Até aos três anos a criança está mais centrada na exploração do seu próprio corpo. A partir desta idade e até por volta dos seis anos, além de manter comportamentos dirigidos a si própria que lhe despertam sensações corporais prazerosas (por exemplo, a masturbação), passam também a ter uma curiosidade inofensiva pela exploração das diferenças do corpo do outro. É uma fase em que dirigem muitas perguntas aos pais: “Porque é que os rapazes têm pilinha e as meninas têm pipi?”; “Porque é que os rapazes fazem chichi de pé e as meninas sentadas?”, “Porque é que a minha pilinha fica dura e mais comprida?”,  “Como é que os adultos fazem os bébés?” É um tempo em que procuram respostas às suas dúvidas sobre a genitalidade, papéis de género, diferenças anatómicas, origem dos bebés, etc. Brincar aos médicos é frequentemente uma das brincadeiras de eleição, mais uma vez como forma de viver experiências gratificantes e que permitam aumentar o conhecimento sobre o seu corpo e o do outro.

A partir dos seis/sete anos até aos 11, com a entrada na escolaridade e num mundo onde a realidade passa a ter cada vez mais lugar, há uma maior reserva na partilha destas experiências, sobretudo com os pais. Aumenta a distância relativamente ao sexo oposto e as brincadeiras, mesmo as mais dirigidas para a exploração da sexualidade, acontecem frequentemente com amigos do mesmo sexo. Há, regra geral, uma acalmia destas experiências pelo dirigir da energia para as actividades escolares, sociais, desportivas e com novos interesses. No entanto, importa ter presente que o desenvolvimento varia muito de criança para criança, nomeadamente em termos de maturidade, pelo que alguns dos comportamentos mais característicos de fases anteriores podem manter-se ou apenas ocorrer mais tardiamente.
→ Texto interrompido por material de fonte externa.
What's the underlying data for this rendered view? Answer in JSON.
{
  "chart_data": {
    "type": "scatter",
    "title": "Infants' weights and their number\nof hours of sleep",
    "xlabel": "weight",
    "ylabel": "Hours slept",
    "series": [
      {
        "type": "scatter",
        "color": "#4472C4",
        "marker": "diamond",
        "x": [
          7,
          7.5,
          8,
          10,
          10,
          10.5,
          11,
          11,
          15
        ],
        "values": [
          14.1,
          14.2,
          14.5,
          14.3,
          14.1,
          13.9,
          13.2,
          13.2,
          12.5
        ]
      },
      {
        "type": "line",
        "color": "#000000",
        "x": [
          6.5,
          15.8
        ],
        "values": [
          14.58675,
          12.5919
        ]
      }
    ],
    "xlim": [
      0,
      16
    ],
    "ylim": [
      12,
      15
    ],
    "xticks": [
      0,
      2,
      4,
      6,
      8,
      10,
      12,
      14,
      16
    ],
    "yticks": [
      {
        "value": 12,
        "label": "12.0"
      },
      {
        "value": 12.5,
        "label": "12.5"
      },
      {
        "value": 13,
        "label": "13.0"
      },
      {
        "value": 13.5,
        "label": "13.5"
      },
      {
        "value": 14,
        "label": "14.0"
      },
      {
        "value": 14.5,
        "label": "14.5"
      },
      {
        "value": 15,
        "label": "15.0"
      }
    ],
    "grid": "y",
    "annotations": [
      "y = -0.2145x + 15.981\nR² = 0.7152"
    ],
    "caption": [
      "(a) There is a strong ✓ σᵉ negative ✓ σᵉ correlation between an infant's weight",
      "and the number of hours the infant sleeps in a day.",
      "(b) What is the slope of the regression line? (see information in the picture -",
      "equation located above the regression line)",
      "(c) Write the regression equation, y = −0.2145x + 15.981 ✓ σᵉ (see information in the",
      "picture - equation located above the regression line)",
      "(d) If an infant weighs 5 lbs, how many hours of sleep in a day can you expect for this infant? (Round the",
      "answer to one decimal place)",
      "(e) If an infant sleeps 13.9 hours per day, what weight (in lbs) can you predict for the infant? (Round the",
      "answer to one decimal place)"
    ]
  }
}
Os pais devem ter presente que nestas idades não estamos a falar de comportamentos ou trocas que envolvam atração sexual, malícia ou tenham qualquer conotação erótica. Por outro lado, é importante que estejam atentos à frequência e intensidade que a criança revela nos seus comportamentos: uma criança que intensifique, por exemplo, os comportamentos masturbatórios poderá estar a fazê-lo como forma de se acalmar ou por exposição a estímulos de caráter sexual para os quais não estava preparada (por exemplo, imagens telivisivas).

É importante ter atenção se utiliza este comportamento em público ou na sua intimidade, podendo os pais esclarecer a criança de que esta é uma parte privada da sua intimidade, que não deverá expôr. Estar igualmente atento se determinadas brincadeiras, como o brincar aos médicos, ocorrem com crianças da mesma idade ou entre idades muito díspares – as crianças com a mesma idade falam geralmente a mesma linguagem e têm um conhecimento e interpretação da realidade semelhantes, pelo que estarão mais protegidas face a “conteúdos desconhecidos” que possam ser introduzidos por crianças de idades mais distantes.
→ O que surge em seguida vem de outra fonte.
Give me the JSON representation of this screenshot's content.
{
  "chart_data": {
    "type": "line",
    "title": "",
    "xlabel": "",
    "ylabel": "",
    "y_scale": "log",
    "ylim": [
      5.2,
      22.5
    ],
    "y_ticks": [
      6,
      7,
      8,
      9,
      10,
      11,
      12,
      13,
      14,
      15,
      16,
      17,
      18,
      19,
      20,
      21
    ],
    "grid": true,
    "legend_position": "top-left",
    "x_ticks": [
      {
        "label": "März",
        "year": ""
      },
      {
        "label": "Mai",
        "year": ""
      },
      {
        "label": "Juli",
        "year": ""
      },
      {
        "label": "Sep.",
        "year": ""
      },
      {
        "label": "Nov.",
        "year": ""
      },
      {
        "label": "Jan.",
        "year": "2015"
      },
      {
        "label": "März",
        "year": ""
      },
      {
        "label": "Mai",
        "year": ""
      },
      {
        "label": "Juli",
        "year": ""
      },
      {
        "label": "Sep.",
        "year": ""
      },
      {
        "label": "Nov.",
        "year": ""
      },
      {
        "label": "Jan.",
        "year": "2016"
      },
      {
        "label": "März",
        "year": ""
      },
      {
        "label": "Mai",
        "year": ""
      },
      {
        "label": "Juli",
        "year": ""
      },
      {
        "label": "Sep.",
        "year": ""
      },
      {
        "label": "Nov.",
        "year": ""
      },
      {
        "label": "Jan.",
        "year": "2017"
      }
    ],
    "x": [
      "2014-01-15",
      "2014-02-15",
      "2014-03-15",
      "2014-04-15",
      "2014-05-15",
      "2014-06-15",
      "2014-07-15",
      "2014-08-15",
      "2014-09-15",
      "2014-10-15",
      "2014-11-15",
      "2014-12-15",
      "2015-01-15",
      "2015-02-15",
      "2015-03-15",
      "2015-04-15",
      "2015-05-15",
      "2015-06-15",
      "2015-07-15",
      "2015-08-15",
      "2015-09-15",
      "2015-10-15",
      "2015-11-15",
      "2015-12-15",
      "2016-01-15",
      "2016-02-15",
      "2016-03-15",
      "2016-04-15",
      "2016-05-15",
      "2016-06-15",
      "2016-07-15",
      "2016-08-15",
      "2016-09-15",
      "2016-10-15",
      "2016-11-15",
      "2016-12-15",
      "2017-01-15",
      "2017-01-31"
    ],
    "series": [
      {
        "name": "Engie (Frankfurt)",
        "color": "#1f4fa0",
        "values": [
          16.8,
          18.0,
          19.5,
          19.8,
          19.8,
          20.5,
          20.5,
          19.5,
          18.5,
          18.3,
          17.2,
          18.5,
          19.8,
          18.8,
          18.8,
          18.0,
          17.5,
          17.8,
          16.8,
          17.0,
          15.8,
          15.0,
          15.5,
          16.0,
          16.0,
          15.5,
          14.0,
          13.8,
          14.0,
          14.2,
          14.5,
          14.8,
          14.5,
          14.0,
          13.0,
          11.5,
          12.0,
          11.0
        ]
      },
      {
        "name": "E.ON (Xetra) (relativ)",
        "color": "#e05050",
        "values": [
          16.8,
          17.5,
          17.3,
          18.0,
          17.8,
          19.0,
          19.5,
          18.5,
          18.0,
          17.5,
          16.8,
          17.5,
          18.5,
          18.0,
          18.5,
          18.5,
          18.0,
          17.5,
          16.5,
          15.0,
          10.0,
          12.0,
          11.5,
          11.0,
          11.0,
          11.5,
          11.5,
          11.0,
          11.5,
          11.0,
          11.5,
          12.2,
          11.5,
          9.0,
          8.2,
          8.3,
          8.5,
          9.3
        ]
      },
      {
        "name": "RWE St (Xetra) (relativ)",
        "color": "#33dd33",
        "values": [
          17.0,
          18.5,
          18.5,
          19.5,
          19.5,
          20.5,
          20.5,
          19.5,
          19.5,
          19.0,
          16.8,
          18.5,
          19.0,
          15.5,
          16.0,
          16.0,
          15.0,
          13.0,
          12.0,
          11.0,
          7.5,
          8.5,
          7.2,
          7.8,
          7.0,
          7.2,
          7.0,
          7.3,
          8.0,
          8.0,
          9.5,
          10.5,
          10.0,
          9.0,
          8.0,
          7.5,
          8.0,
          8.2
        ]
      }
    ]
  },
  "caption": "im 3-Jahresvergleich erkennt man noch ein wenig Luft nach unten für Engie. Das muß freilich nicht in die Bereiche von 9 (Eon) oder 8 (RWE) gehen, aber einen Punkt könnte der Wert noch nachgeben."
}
Muitas destas situações em que crianças e pais são “apanhados” devem constituir oportunidades para o diálogo sobre este tema, onde a criança deverá ser a detentora do guião para o desenrolar da conversa. Aquilo que os filhos esperam dos pais, neste e noutros temas, é que respondam com verdade e que tenham a serenidade para não reagir de forma assustada ou culpabilizadora. Reações mais negativas ou exacerbadas dirigidas a estes comportamentos só servirão para gerar culpa e retraímento, podendo mesmo intensificar a fixação em alguns destes comportamentos naturais e saudáveis que fazem parte do desenvolvimento dos filhos.
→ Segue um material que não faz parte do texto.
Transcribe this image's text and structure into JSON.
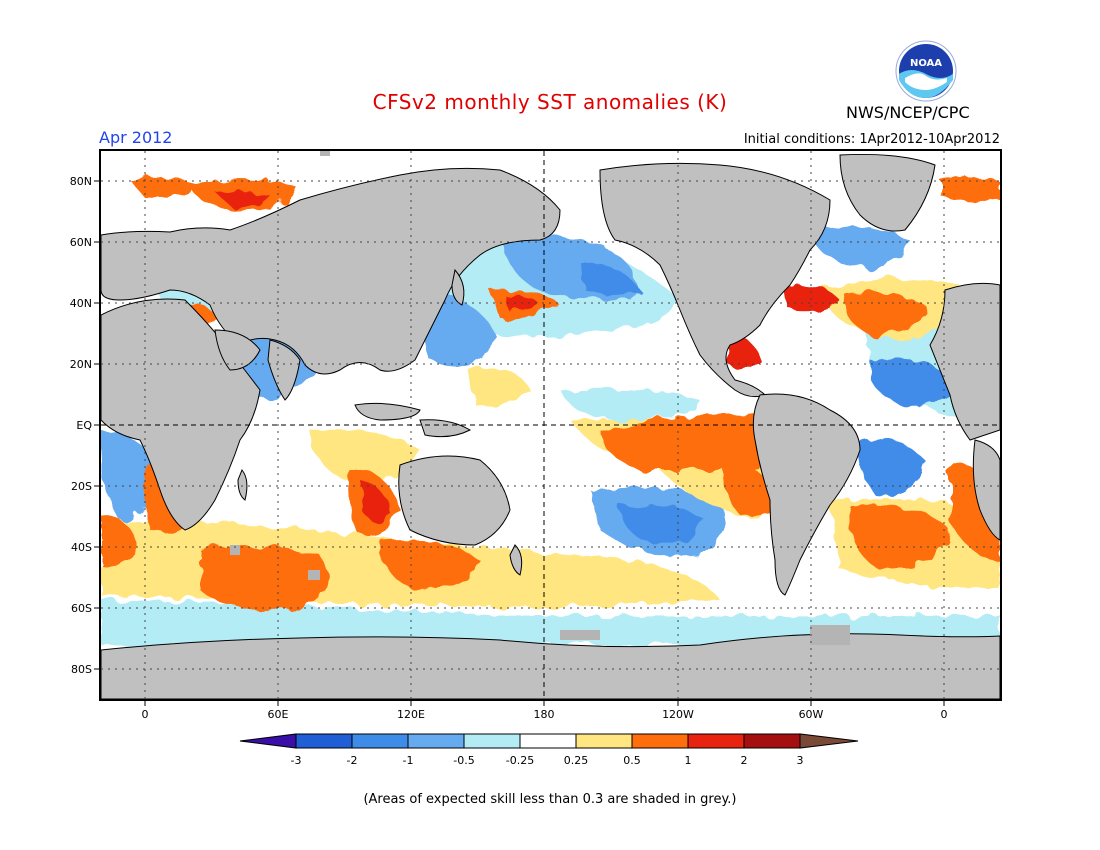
{
  "header": {
    "title": "CFSv2 monthly SST anomalies (K)",
    "agency": "NWS/NCEP/CPC",
    "logo_text": "NOAA",
    "month": "Apr 2012",
    "initial_conditions": "Initial conditions: 1Apr2012-10Apr2012"
  },
  "map": {
    "lat_labels": [
      "80N",
      "60N",
      "40N",
      "20N",
      "EQ",
      "20S",
      "40S",
      "60S",
      "80S"
    ],
    "lon_labels": [
      "0",
      "60E",
      "120E",
      "180",
      "120W",
      "60W",
      "0"
    ],
    "land_color": "#c0c0c0",
    "low_skill_color": "#b4b4b4"
  },
  "colorbar": {
    "labels": [
      "-3",
      "-2",
      "-1",
      "-0.5",
      "-0.25",
      "0.25",
      "0.5",
      "1",
      "2",
      "3"
    ],
    "colors": [
      "#3a0fa8",
      "#1f5ed4",
      "#3f8ce8",
      "#66aaf0",
      "#b3ecf5",
      "#ffffff",
      "#ffe680",
      "#ff6e0c",
      "#e8230f",
      "#a50f0f",
      "#7b4a36"
    ]
  },
  "footnote": "(Areas of expected skill less than 0.3 are shaded in grey.)"
}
Estes deverão ser momentos de tranquilidade em que os pais não têm de ter todas as respostas, mas servem para ir preparando um terreno de abertura e confiança para fases futuras e de maior exigência a este nível, como constitui a fase da adolescência. Não esperemos que esta chegue para iniciarmos estes diálogos! Poderá mesmo constituir uma missão impossível!

Sofia Nunes Silva é psicóloga clínica e terapeuta familiar. A autora escreve segundo o Acordo Ortográfico.